Other than that, what would my options be? I realize I will have to uninstall the current installation following these steps: https://docs.nvidia.com/cuda/cuda-installation-guide-linux/index.html#handle-uninstallation But what then? Try package manager installation version 10.0 instead of 10.1? Or go for runfile installation? Would I lose computationally if I used runfile instead of package manager? Thanks.

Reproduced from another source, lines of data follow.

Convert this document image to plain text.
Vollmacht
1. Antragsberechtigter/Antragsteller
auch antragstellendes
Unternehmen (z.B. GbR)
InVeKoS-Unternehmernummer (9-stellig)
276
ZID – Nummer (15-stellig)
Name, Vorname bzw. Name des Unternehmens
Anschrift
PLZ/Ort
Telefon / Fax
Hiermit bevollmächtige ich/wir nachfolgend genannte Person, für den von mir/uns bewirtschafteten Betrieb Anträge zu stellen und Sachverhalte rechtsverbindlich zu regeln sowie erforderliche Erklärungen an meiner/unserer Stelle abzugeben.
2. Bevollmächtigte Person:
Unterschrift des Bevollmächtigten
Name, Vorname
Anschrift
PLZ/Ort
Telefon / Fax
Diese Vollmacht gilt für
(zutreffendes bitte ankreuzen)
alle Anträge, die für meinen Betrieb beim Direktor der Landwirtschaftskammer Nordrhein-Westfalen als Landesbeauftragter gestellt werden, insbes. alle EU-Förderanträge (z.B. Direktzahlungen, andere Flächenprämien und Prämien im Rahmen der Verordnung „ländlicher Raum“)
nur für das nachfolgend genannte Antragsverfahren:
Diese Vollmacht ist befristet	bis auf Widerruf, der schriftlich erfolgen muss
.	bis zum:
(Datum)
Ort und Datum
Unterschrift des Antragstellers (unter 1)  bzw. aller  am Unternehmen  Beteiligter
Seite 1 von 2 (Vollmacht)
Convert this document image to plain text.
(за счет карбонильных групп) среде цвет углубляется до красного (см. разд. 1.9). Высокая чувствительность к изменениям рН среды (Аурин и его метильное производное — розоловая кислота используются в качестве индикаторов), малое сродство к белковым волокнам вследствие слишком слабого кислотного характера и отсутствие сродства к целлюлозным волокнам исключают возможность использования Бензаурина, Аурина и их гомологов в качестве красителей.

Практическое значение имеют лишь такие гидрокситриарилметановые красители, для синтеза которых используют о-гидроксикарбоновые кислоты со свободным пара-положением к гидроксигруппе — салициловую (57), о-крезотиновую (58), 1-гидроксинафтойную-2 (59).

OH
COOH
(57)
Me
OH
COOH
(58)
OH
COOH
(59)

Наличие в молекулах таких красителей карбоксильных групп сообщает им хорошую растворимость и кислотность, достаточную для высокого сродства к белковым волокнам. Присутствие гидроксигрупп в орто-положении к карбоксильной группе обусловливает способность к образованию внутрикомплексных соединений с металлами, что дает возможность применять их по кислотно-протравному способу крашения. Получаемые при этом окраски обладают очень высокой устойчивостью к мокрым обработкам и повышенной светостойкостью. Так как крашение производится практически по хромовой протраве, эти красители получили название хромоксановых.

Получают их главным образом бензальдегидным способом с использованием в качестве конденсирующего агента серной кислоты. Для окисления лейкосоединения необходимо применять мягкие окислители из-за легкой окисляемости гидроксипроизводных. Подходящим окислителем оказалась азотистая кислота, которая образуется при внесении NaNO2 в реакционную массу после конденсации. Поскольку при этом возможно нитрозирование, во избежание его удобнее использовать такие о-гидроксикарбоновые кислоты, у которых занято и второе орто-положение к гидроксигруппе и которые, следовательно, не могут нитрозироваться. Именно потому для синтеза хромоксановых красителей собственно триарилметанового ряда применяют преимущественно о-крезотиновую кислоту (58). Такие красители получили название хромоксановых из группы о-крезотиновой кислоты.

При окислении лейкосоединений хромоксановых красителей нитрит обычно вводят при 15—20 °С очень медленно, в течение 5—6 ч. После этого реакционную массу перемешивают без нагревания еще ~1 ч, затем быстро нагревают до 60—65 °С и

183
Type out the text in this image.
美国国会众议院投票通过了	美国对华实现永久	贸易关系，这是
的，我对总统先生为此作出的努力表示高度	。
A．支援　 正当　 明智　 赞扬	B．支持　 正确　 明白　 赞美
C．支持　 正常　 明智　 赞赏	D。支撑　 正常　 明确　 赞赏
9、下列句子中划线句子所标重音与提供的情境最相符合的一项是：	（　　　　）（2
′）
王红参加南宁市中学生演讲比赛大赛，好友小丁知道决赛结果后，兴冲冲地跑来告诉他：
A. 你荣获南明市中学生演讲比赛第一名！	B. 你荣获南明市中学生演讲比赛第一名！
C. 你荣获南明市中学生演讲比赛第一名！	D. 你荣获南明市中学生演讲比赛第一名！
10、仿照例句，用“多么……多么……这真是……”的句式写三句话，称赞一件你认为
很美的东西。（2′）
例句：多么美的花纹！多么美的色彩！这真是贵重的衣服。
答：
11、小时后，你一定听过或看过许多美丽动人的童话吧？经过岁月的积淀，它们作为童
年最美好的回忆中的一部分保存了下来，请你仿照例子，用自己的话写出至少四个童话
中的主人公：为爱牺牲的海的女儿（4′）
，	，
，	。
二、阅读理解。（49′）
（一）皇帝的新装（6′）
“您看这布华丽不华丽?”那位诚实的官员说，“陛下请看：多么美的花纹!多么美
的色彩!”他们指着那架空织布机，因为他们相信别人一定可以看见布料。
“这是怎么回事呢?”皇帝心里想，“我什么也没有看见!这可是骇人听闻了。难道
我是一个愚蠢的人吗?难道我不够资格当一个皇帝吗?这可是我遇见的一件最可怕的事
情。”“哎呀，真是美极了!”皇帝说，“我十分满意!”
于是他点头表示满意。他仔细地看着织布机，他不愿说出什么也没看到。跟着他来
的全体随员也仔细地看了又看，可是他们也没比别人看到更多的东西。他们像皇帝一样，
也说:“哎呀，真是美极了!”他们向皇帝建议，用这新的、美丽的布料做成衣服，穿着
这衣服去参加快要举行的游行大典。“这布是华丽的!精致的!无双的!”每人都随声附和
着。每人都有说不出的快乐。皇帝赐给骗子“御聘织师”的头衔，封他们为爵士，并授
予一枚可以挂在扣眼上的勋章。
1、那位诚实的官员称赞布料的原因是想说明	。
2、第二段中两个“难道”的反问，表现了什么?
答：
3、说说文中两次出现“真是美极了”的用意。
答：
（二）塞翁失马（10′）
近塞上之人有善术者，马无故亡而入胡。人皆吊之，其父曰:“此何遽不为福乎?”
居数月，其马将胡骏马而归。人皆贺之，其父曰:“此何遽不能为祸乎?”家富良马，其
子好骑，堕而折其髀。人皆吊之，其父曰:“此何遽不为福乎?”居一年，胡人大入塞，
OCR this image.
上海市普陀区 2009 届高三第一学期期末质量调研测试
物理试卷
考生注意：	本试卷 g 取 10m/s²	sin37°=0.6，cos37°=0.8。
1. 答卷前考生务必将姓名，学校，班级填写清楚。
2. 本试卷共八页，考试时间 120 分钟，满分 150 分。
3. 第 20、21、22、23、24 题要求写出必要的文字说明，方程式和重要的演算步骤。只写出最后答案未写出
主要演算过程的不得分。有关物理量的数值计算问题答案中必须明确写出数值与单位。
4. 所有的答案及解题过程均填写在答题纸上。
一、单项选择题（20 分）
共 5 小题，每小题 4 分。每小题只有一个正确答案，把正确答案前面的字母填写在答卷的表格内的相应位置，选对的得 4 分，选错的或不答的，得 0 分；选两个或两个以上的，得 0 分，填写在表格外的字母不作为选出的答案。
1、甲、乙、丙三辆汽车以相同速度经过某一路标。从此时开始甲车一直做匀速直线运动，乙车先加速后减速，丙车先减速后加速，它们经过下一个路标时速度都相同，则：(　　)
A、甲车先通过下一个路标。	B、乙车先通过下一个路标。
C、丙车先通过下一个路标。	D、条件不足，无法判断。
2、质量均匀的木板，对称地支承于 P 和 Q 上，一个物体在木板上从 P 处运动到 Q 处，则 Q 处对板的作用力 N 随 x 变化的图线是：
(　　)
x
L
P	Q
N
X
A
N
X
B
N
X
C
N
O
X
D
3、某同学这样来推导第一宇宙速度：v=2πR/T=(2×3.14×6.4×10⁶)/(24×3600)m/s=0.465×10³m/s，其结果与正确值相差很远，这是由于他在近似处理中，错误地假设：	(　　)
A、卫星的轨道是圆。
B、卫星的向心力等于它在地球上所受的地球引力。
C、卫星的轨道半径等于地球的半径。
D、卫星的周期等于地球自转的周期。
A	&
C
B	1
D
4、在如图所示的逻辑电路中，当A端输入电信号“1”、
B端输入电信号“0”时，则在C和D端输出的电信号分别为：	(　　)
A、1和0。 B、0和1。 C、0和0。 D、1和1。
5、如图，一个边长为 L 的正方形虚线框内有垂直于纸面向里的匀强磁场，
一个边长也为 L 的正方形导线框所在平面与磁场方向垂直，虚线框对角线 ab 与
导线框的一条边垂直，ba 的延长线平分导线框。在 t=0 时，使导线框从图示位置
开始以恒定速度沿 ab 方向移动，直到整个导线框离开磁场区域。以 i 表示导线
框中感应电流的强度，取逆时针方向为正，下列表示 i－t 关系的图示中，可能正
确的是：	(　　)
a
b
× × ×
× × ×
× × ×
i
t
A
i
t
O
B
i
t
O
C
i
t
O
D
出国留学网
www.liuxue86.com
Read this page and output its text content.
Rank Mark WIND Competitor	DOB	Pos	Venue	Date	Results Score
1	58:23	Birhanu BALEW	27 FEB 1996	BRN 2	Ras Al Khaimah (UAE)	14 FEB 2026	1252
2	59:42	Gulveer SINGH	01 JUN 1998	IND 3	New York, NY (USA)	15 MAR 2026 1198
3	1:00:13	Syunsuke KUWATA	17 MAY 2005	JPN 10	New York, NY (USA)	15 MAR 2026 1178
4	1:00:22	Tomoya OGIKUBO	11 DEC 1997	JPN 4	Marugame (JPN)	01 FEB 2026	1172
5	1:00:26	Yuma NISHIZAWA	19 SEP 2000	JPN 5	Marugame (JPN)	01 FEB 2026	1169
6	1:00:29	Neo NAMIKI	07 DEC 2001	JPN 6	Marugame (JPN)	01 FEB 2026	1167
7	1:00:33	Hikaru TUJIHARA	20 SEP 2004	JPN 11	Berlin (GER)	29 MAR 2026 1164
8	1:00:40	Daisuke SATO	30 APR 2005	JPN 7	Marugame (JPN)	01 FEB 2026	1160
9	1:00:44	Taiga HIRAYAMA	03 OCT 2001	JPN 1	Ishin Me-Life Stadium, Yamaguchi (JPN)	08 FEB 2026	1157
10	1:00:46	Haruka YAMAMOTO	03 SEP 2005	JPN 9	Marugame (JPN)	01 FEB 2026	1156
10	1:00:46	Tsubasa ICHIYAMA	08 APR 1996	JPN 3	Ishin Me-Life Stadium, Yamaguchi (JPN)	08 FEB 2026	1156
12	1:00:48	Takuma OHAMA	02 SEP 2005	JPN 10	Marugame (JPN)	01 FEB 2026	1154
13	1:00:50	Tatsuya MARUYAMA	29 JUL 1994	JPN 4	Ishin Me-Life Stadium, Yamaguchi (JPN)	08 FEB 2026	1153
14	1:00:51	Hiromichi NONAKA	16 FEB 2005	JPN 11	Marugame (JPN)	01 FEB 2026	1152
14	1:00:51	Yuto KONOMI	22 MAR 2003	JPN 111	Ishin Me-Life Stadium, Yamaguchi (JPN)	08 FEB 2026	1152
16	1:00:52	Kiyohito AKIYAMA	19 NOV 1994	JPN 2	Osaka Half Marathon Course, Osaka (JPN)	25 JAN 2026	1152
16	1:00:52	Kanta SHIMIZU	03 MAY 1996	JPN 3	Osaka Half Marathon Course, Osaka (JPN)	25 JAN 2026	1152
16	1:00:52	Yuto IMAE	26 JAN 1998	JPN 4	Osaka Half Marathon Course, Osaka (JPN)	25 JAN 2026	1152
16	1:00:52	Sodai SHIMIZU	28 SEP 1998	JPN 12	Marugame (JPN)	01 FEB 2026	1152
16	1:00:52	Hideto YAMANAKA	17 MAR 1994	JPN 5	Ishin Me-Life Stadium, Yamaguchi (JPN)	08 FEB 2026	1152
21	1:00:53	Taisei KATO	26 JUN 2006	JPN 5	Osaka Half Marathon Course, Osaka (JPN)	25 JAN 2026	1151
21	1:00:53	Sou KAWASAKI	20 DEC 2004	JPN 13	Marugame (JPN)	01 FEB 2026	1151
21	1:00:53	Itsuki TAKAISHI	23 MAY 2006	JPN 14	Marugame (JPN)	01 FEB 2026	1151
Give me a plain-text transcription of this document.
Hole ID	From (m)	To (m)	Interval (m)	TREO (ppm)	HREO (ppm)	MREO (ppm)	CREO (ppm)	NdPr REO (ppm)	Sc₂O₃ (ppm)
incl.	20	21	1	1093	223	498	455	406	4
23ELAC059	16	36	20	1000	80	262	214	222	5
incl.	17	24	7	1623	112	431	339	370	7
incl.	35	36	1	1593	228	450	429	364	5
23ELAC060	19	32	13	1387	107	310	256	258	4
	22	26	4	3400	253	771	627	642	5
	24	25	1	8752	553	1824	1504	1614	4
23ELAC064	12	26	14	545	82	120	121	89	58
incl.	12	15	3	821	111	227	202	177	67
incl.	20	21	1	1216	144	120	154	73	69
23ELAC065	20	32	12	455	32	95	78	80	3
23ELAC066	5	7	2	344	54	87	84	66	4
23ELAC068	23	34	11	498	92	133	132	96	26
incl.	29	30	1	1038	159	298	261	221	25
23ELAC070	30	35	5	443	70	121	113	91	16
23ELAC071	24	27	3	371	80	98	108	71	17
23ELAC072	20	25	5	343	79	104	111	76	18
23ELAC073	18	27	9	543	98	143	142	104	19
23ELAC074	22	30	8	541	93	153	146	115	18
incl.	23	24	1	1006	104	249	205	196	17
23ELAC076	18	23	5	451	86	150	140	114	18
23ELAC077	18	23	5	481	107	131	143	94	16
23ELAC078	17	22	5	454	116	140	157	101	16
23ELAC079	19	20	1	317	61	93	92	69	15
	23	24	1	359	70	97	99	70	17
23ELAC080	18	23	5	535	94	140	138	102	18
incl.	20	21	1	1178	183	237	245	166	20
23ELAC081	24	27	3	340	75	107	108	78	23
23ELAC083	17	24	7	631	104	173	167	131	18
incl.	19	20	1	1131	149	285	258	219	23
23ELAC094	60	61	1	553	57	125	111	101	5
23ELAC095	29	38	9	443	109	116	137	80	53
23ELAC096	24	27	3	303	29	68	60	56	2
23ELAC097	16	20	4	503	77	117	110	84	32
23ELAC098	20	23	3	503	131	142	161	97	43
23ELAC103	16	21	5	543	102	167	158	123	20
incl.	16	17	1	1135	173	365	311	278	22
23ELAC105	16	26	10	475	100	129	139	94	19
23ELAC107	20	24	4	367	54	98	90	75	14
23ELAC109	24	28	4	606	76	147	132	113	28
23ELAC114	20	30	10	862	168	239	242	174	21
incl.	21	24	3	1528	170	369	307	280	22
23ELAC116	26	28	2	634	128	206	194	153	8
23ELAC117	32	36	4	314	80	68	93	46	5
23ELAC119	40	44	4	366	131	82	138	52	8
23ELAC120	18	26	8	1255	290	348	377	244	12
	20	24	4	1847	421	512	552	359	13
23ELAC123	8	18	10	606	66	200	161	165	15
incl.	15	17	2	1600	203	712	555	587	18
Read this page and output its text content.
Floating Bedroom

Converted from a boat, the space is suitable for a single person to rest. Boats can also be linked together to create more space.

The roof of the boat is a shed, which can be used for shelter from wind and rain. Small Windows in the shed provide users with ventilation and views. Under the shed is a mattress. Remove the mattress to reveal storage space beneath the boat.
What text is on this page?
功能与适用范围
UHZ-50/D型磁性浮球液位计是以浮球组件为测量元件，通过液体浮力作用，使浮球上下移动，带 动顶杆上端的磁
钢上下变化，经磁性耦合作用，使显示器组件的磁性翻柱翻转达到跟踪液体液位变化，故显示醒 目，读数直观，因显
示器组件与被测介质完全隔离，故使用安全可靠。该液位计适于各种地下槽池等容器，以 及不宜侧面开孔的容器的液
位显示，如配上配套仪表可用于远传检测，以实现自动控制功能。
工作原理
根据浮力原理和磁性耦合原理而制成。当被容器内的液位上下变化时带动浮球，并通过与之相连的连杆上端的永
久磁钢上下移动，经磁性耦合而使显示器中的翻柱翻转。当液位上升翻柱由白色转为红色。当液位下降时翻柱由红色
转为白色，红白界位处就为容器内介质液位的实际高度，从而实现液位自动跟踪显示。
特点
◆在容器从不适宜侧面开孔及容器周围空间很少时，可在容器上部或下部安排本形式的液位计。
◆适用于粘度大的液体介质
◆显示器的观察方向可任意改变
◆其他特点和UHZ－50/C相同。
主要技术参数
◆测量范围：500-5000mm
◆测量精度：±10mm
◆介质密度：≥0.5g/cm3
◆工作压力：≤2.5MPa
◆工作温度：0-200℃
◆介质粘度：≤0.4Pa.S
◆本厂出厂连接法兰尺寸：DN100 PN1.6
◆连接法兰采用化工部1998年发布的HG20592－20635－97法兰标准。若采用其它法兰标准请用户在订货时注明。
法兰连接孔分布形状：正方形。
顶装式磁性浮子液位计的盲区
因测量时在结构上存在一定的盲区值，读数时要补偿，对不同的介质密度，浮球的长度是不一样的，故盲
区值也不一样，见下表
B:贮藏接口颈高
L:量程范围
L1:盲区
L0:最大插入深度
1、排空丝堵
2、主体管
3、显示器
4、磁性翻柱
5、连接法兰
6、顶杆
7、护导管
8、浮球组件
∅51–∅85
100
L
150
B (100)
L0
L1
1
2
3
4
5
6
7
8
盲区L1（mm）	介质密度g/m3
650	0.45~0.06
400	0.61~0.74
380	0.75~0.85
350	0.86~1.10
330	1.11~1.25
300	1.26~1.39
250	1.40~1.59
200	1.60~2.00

Did you follow these steps:

sudo rpm -i cuda-repo-rhel7-10-1-local-10.1.168-418.67-1.0-1.x86_64.rpm
sudo yum clean all
sudo yum install cuda

you might also just try a yum remove cuda / yum install cuda sequence

to see if anything changes

After that I would probably try the runfile install method first. Yes, you have to fully remove the package manager install. You don’t “lose” any CUDA functionality with runfile install.

Did you follow these steps:

Yes, but instead of sudo yum clean all I used sudo yum clean expire-cache, the latter is in the full installation guide.

So I tried Titan instead of 2080 and there’s no problem. The screen scrolls down and clears, the cursor is always visible. deviceQuery-test passes. One thing that could be important is that I used different display with Titan which I connected via DVI. With 2080 I used HDMI. 2080 unfortunately doesn’t have a DVI interface, but it has DisplayPort. I’ll try to find a display with DP interface or a DVI-to-DisplayPort adapter. Meanwhile, any ideas what’s going on and what else could be tried?

UPDATE: I’ve now tried the following setup: both Titan and 2080 are installed, display is hooked up to Titan via DVI. nvidia-smi sees both cards. It behaves normally – the screen scrolls down and clears, the cursor is always visible. deviceQuery passes for both cards. To sum up, it’s only when 2080 is the primary card connected to a display that I have the problem. Whether HDMI’s got anything to do with it is an open question as I’m still looking for a DisplayPort-adapter.